MB: Yeah, I think everything that everyone loved about the ’97 original is still there. Like we have the heart of the film, the friendship, the comedy, like everything that generation fell in love with is still present in the remake, but [I think] we add even more heart. I think the fact that we were also close onset really shines through, and I think at the core of this movie, it’s about friendship. That’s something that everyone can relate to.
DP: Very well said, and I couldn’t agree more. Now this is actually my final question. Besides Under Wraps, what is your personal favorite Disney Channel Original Movie or one that you hope to see rebooted next, if they continue to reboot some of their old properties?

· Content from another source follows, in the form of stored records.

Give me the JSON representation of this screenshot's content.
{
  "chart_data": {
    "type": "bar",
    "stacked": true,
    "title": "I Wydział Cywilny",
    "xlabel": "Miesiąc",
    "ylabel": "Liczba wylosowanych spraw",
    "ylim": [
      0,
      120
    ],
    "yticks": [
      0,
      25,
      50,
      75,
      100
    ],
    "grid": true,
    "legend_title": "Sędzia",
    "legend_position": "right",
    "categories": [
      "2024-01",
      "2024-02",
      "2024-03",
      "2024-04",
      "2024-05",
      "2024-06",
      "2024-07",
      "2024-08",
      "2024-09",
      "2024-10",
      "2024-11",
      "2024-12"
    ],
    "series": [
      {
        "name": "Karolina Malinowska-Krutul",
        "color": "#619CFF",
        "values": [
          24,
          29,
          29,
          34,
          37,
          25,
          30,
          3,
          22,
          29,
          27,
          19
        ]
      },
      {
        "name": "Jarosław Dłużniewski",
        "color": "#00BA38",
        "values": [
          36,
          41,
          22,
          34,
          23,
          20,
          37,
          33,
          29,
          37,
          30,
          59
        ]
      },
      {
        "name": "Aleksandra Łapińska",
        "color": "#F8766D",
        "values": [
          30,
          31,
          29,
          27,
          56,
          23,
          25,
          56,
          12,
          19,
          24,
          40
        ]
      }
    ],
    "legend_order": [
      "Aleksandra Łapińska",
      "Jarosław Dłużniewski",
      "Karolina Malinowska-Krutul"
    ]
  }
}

MB: That is such a hard question. When I was growing up, High School Musical was my life, but Lizzie McGuire, which I know isn’t a DCOM really impacted me I basically based my personality off of Lizzie McGuire. So The Lizzie McGuire Movie, which actually was released in theaters – but I think does that still counts as a DCOM – I’m gonna say that.
DP: I’ll give it to you because they had Even Stevens as a movie, and that was a DCOM, and it was the same kind of idea, just [as you said] released theatrically.
MB: Yes! And speaking of Even Stevens, that also made a huge impact. Those girls, Christy Carlson Romano, Hilary Duff. So I would love to see either of those rebooted. I think that would be incredible. I would die for that.
DP: Now, Melanie, those are all the questions that I had to ask, but is there anything else that you want to add? Or you think that people should know about the film?
MB: I think that if you’re a purist of the original, do not be afraid to tune in. I do not think we will let you down. I think it’s even better than the original.
You can catch reruns of Under Wraps on the Disney Channel all month long but, as mentioned earlier, Disney+ subscribers will be able to view the film for free beginning this Friday, October 8th.